Signer comments on Thoughts on the impact of RLHF research

Signer 25 Jan 2023 19:53 UTC
4 points
0

Avoiding RLHF at best introduces an important overhang

But it would be better if we collectively then decided not to rush forward anyway, right?

And I still don’t get why do you expect the future environment, where somewhat-aligned superhuman AIs are available, to be better for alignment work. Like, sure, automatic idea generator and verifier may be useful, but it’s also useful for reckless people. And, intuitively, the more advanced AI is, the less I would trust it. So “lets try as hard as we can to advance civilization, because more advanced civilization will be better at alignment” seem like a very risky plan.
- paulfchristiano 26 Jan 2023 17:25 UTC
  5 points
  0
  Parent
  But it would be better if we collectively then decided not to rush forward anyway, right?
  Yes, that seems consistent with my post.
  And I still don’t get why do you expect the future environment, where somewhat-aligned superhuman AIs are available, to be better for alignment work. Like, sure, automatic idea generator and verifier may be useful, but it’s also useful for reckless people. And, intuitively, the more advanced AI is, the less I would trust it.
  I mostly think that AI doing research will accelerate both risk and alignment, so we’re aiming for it to be roughly a wash.
  But having nearly-risky AI to study seems incredibly important for doing good alignment work. I think this is a pretty robust bet.
  So “lets try as hard as we can to advance civilization, because more advanced civilization will be better at alignment” seem like a very risky plan.
  That’s not the plan.

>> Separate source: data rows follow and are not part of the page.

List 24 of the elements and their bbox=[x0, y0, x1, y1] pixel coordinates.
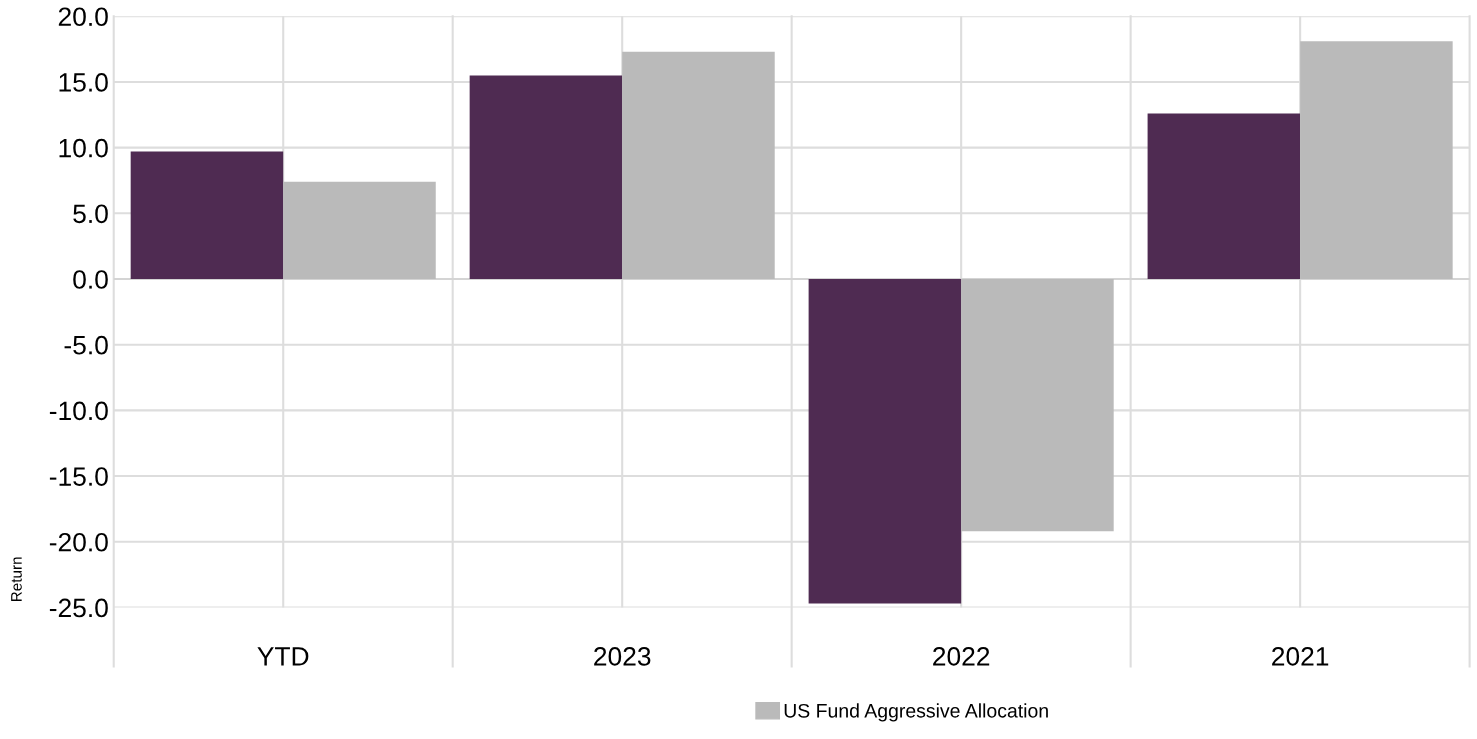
y-tick-label: 0.0 bbox=[73, 270, 108, 289]
bar bbox=[1147, 113, 1301, 280]
bar bbox=[961, 279, 1114, 532]
x-tick-label: 2023 bbox=[594, 647, 651, 666]
bar bbox=[1300, 41, 1453, 280]
x-tick-label: YTD bbox=[257, 647, 309, 666]
y-tick-label: -10.0 bbox=[49, 401, 108, 421]
y-tick-label: 20.0 bbox=[58, 7, 108, 27]
x-tick-label: 2022 bbox=[933, 647, 990, 666]
y-tick-label: 15.0 bbox=[59, 73, 108, 92]
legend-label: US Fund Aggressive Allocation bbox=[784, 703, 1048, 722]
bar bbox=[130, 151, 284, 280]
bar bbox=[808, 279, 962, 604]
y-tick-label: -5.0 bbox=[64, 335, 108, 355]
y-axis-title: Return bbox=[11, 557, 22, 602]
y-tick-label: -15.0 bbox=[49, 467, 108, 486]
y-tick-label: 5.0 bbox=[73, 204, 108, 224]
bar bbox=[469, 75, 623, 280]
y-tick-label: -25.0 bbox=[49, 598, 108, 618]
y-tick-label: -20.0 bbox=[49, 532, 108, 552]
bar bbox=[283, 181, 436, 280]
x-tick-label: 2021 bbox=[1272, 647, 1329, 666]
y-tick-label: 10.0 bbox=[59, 138, 108, 158]
bar bbox=[622, 51, 775, 280]
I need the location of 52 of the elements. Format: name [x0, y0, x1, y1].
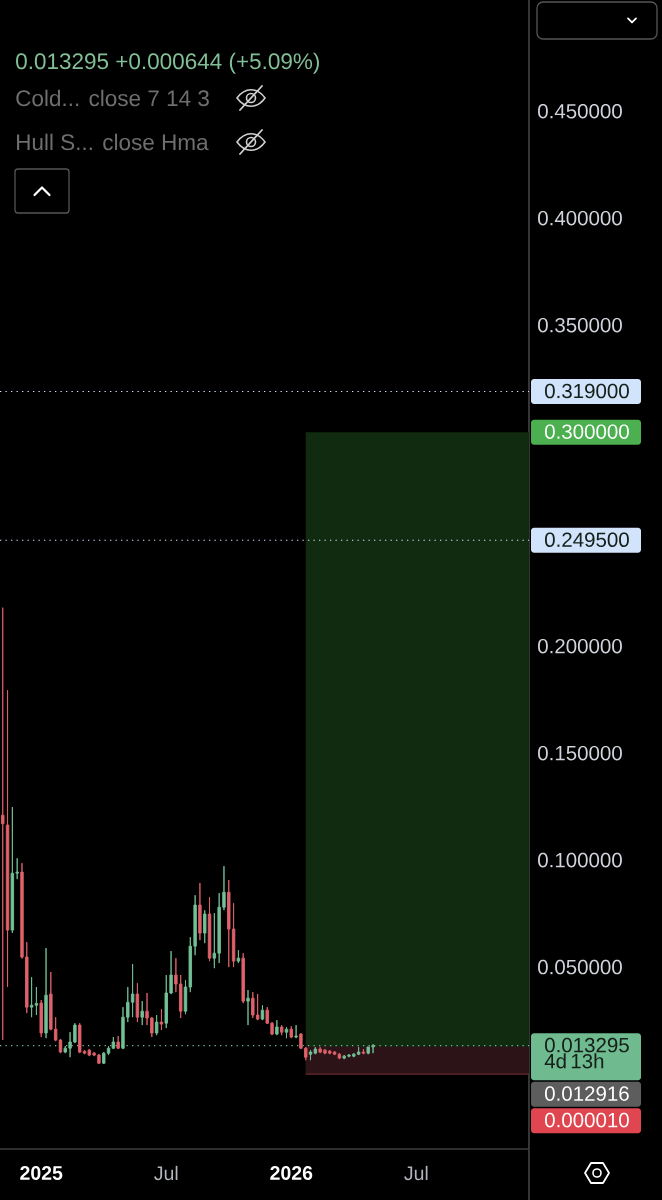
candlestick — [279, 1024, 284, 1036]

I’m saying to do the work that seems most useful for alignment even if it has modest capability benefits, and that for some kinds of capability benefits the apparent cost is less than you’d think because of these overhang effects.
  - Signer 26 Jan 2023 19:34 UTC
    3 points
    0
    Parent
    
    I mostly think that AI doing research will accelerate both risk and alignment, so we’re aiming for it to be roughly a wash.
    
    Yeah, I don’t understand why it would be a wash, when destructive capabilities are easier than alignment (humans already figured out nukes, but not alignment) and alignment is expected to be harder for more advanced AI. Even without straight misalignment risk, giving superhuman AI to the current civilization doesn’t sound like stability improvement. So without specific plan to stop everyone from misusing AI it still sounds safer to solve alignment without anyone building nearly-risky AI.